The post California Legislature Appears Poised to Pass Anti-Pharmacy Benefit Manager Legislation first appeared on USSA News | The Tea Party’s Front Page.. Visit USSANews.com.
California News:
California legislators appear poised to sweep through the legislature anti-Pharmacy Benefit Manager (PBM) legislation following unanimous passage by the Senate.
PBM companies were created in the 1960s to help employers and insurers select and purchase medications for their health plans, NPR explained last year. “The industry mushroomed as prescription drug spending grew about 200-fold between 1967 and 2021. In addition to negotiating discounts with manufacturers, PBMs set payment terms for the pharmacies that buy and dispense the drugs to patients. In effect, they are the dominant middlemen among drugmakers, drugstores, insurers, employers, and patients.”
As is so often the case in California, only after a bill has progressed pretty far down the road to passage are problems with the legislation becoming apparent.
The Globe spoke with an expert in the health care sector about PBM and spread pricing.
This is what the expert, who asked not to be named, explained to the Globe about SB 966:
SB 966 purports to ban spread pricing, under which your PBM—almost certainly your regular old health insurer—drive down the cost for medication that they pay to pharmacies and charge insured patients more than they pay the pharmacy for the prescription in question. The differential in cost—the “spread”—is where they make their money. There is concern that some insurers have been making too much off of the spread especially where generic drugs are concerned.

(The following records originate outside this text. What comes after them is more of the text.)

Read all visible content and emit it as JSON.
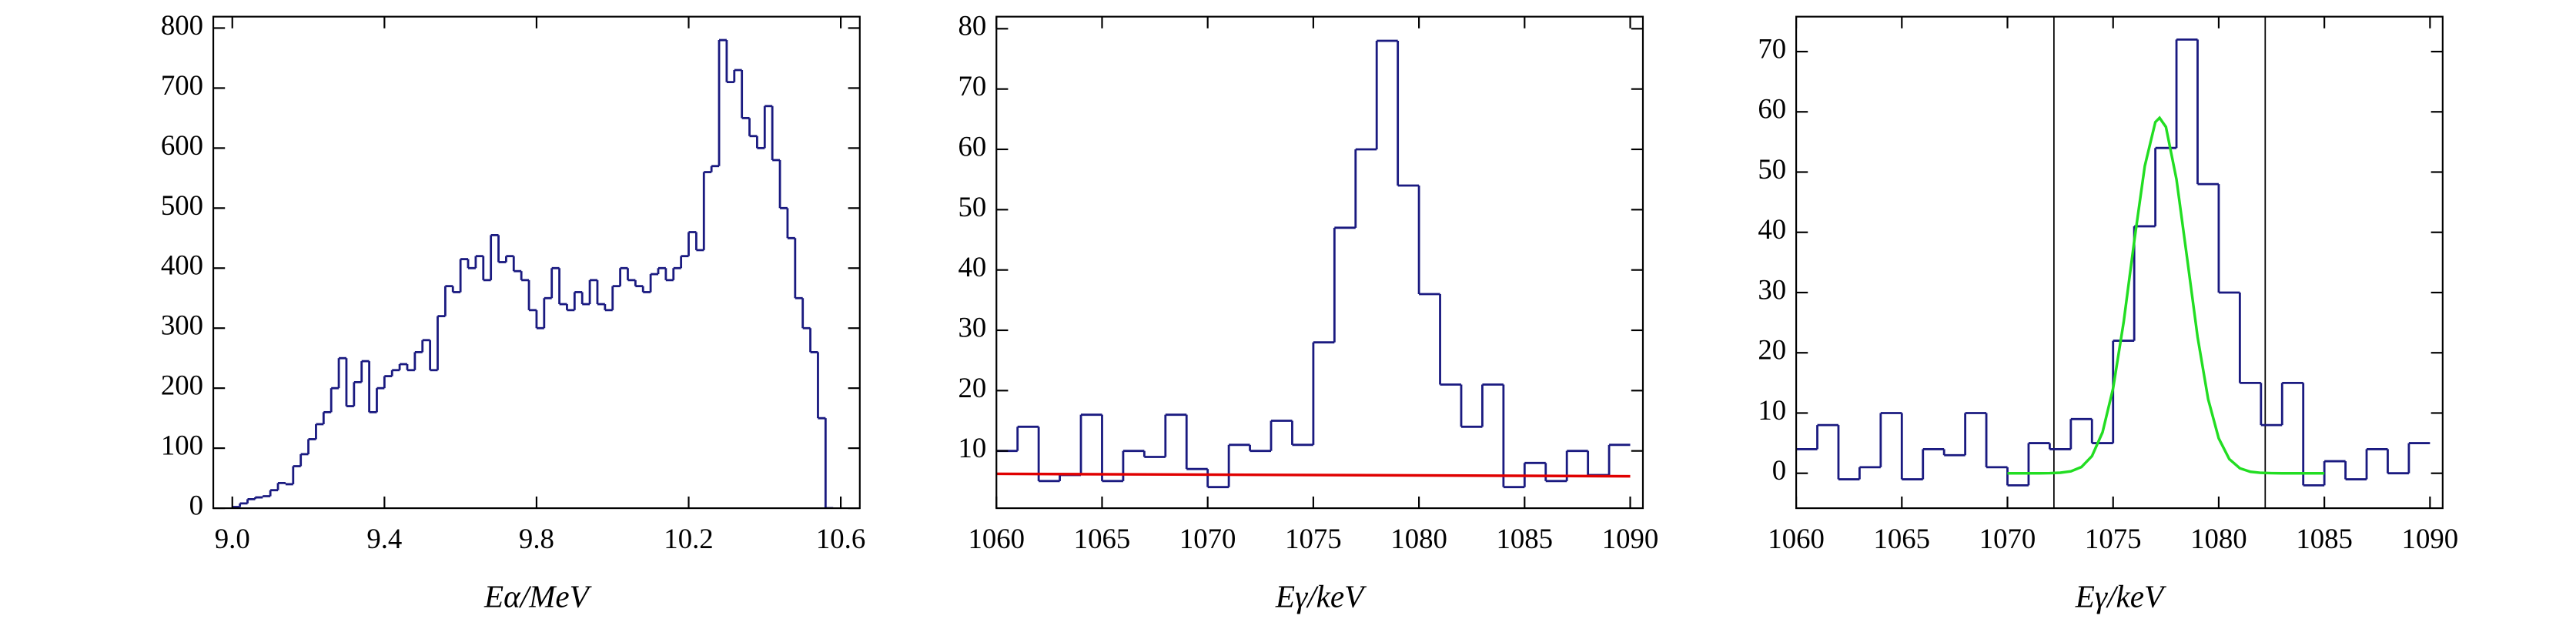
{
  "chart_data": [
    {
      "type": "histogram",
      "color": "#1a1a80",
      "x_label": "Eα/MeV",
      "bins": [
        9,
        9.02,
        9.04,
        9.06,
        9.08,
        9.1,
        9.12,
        9.14,
        9.16,
        9.18,
        9.2,
        9.22,
        9.24,
        9.26,
        9.28,
        9.3,
        9.32,
        9.34,
        9.36,
        9.38,
        9.4,
        9.42,
        9.44,
        9.46,
        9.48,
        9.5,
        9.52,
        9.54,
        9.56,
        9.58,
        9.6,
        9.62,
        9.64,
        9.66,
        9.68,
        9.7,
        9.72,
        9.74,
        9.76,
        9.78,
        9.8,
        9.82,
        9.84,
        9.86,
        9.88,
        9.9,
        9.92,
        9.94,
        9.96,
        9.98,
        10,
        10.02,
        10.04,
        10.06,
        10.08,
        10.1,
        10.12,
        10.14,
        10.16,
        10.18,
        10.2,
        10.22,
        10.24,
        10.26,
        10.28,
        10.3,
        10.32,
        10.34,
        10.36,
        10.38,
        10.4,
        10.42,
        10.44,
        10.46,
        10.48,
        10.5,
        10.52,
        10.54,
        10.56,
        10.58
      ],
      "values": [
        2,
        8,
        15,
        18,
        20,
        30,
        42,
        40,
        70,
        90,
        115,
        140,
        160,
        200,
        250,
        170,
        210,
        245,
        160,
        200,
        220,
        230,
        240,
        230,
        260,
        280,
        230,
        320,
        370,
        360,
        415,
        400,
        420,
        380,
        455,
        410,
        420,
        395,
        380,
        330,
        300,
        350,
        400,
        340,
        330,
        360,
        340,
        380,
        340,
        330,
        370,
        400,
        380,
        370,
        360,
        390,
        400,
        380,
        400,
        420,
        460,
        430,
        560,
        570,
        780,
        710,
        730,
        650,
        620,
        600,
        670,
        580,
        500,
        450,
        350,
        300,
        260,
        150,
        0
      ],
      "xlim": [
        8.95,
        10.65
      ],
      "ylim": [
        0,
        819
      ],
      "xticks": [
        {
          "value": 9,
          "label": "9.0"
        },
        9.4,
        9.8,
        10.2,
        10.6
      ],
      "yticks": [
        0,
        100,
        200,
        300,
        400,
        500,
        600,
        700,
        800
      ]
    },
    {
      "type": "histogram",
      "color": "#1a1a80",
      "x_label": "Eγ/keV",
      "bins": [
        1060,
        1061,
        1062,
        1063,
        1064,
        1065,
        1066,
        1067,
        1068,
        1069,
        1070,
        1071,
        1072,
        1073,
        1074,
        1075,
        1076,
        1077,
        1078,
        1079,
        1080,
        1081,
        1082,
        1083,
        1084,
        1085,
        1086,
        1087,
        1088,
        1089,
        1090
      ],
      "values": [
        10,
        14,
        5,
        6,
        16,
        5,
        10,
        9,
        16,
        7,
        4,
        11,
        10,
        15,
        11,
        28,
        47,
        60,
        78,
        54,
        36,
        21,
        14,
        21,
        4,
        8,
        5,
        10,
        6,
        11
      ],
      "lines": [
        {
          "color": "#e00000",
          "x": [
            1060,
            1090
          ],
          "y": [
            6.2,
            5.8
          ]
        }
      ],
      "xlim": [
        1060,
        1090.6
      ],
      "ylim": [
        0.5,
        82
      ],
      "xticks": [
        1060,
        1065,
        1070,
        1075,
        1080,
        1085,
        1090
      ],
      "yticks": [
        10,
        20,
        30,
        40,
        50,
        60,
        70,
        80
      ]
    },
    {
      "type": "histogram",
      "color": "#1a1a80",
      "x_label": "Eγ/keV",
      "bins": [
        1060,
        1061,
        1062,
        1063,
        1064,
        1065,
        1066,
        1067,
        1068,
        1069,
        1070,
        1071,
        1072,
        1073,
        1074,
        1075,
        1076,
        1077,
        1078,
        1079,
        1080,
        1081,
        1082,
        1083,
        1084,
        1085,
        1086,
        1087,
        1088,
        1089,
        1090
      ],
      "values": [
        4,
        8,
        -1,
        1,
        10,
        -1,
        4,
        3,
        10,
        1,
        -2,
        5,
        4,
        9,
        5,
        22,
        41,
        54,
        72,
        48,
        30,
        15,
        8,
        15,
        -2,
        2,
        -1,
        4,
        0,
        5
      ],
      "vlines": [
        1072.2,
        1082.2
      ],
      "lines": [
        {
          "color": "#22dd22",
          "x": [
            1070,
            1070.5,
            1071,
            1071.5,
            1072,
            1072.5,
            1073,
            1073.5,
            1074,
            1074.5,
            1075,
            1075.5,
            1076,
            1076.5,
            1077,
            1077.2,
            1077.5,
            1078,
            1078.5,
            1079,
            1079.5,
            1080,
            1080.5,
            1081,
            1081.5,
            1082,
            1082.5,
            1083,
            1084,
            1085
          ],
          "y": [
            0,
            0,
            0,
            0,
            0.02,
            0.09,
            0.32,
            1.03,
            2.85,
            6.8,
            14.1,
            25.1,
            38.5,
            51,
            58.3,
            59,
            57.5,
            48.8,
            35.8,
            22.6,
            12.3,
            5.8,
            2.36,
            0.83,
            0.25,
            0.07,
            0.02,
            0,
            0,
            0
          ]
        }
      ],
      "xlim": [
        1060,
        1090.6
      ],
      "ylim": [
        -5.8,
        75.8
      ],
      "xticks": [
        1060,
        1065,
        1070,
        1075,
        1080,
        1085,
        1090
      ],
      "yticks": [
        0,
        10,
        20,
        30,
        40,
        50,
        60,
        70
      ]
    }
  ]
}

According to the health care sector expert, “the bill would not just prohibit spread pricing. Notably, while it allows for ‘performance bonuses,’ it contains limitations on how a PBM can derive income that are more restrictive than what other states have done– specifically, prohibiting payments based on savings achieved. This means any income can only be derived from a management fee, but that management fee cannot incorporate rewards for savings. The problem with this is, it eliminates the best and biggest incentive for PBMs to ramp down drug costs for the people they’re covering– principally employer plans. This means that very likely, employer plans are going to see costs go UP if this passes. That, in turn, means smaller take-home pay rises for employees because more of what would have been allocated to take home pay needs to be allocated to spending on benefits and insurance, specifically. It could also mean employers just looking to increase employee numbers by a smaller amount.”
Backing this bill is a broad coalition, which includes Big Pharma – “not an obvious alliance for California Democrats to make in the current political climate. PhRMA itself is backing the bill, but so too are Biocom California and California Life Sciences,” the expert said.
“But a bigger worry appears to come from pharmacists who feel they are being financially cramped as insurers look to tamp down the cost of health care in all forms—including prescriptions. This is a concern that is easier to feel sympathy for when one thinks about small, local, standalone community pharmacies in more rural parts of California than the big Walgreens in downtown Los Angeles. Walgreen’s is the second-biggest chain in the country, and controls close to 15 percent of the pharmacy market).”
“Who else supports anti-PBM legislation? In the case of SB 966, it’s Big Pharma, which directly includes PhRMA, the trade association for the industry. But it also includes Biocom California and California Life Sciences, which also tie into the pharmaceutical as opposed to pharmacy industry. That is an interesting choice of ally for California Democrats, especially, to be making when virtually the entire focus of President Biden’s supposed “spending cuts” has been targeting Big Pharma via the Medicare drug price negotiation component of the so-called Inflation Reduction Act.”
“It’s also a political trade that could really anger employers in the state. An analysis of the bill shows that it would not merely prohibit spread pricing. This bill would actually ban any form of performance bonus that is based on savings achieved for PBM plan members. That is a massive disincentive for PBMs to save money for the people they insure—which probably means every average Californian.”
“With regard to employer plans in particular, it could well have consequences in terms of take-home pay, employment numbers, or both. Whenever more money is spent on insurance for employees—and here, that would almost certainly be the case because the incentive to save money on drug costs is wiped out—it means that take-home pay either fails to rise to the extent it otherwise could, or in some cases doesn’t rise at all. It is doubtful that with ongoing inflation woes, employees will be happy about this. The alternative is that employers who need to hire more simply do not because they are trying to contain insurance costs that could be lower. That’s bad if a public policy goal is maintaining low unemployment, and it’s also bad if you’re an already-overworked employee at a business that really needs to hire.”
It’s looking unlikely at this point that SB 966 will be halted by the Assembly, let alone vetoed by Gov. Newsom, but opponents hope the bill may at least be modified before it passes in final form, perhaps to address the “spread pricing” provision in a manner opponents say would make the bill more employer-friendly.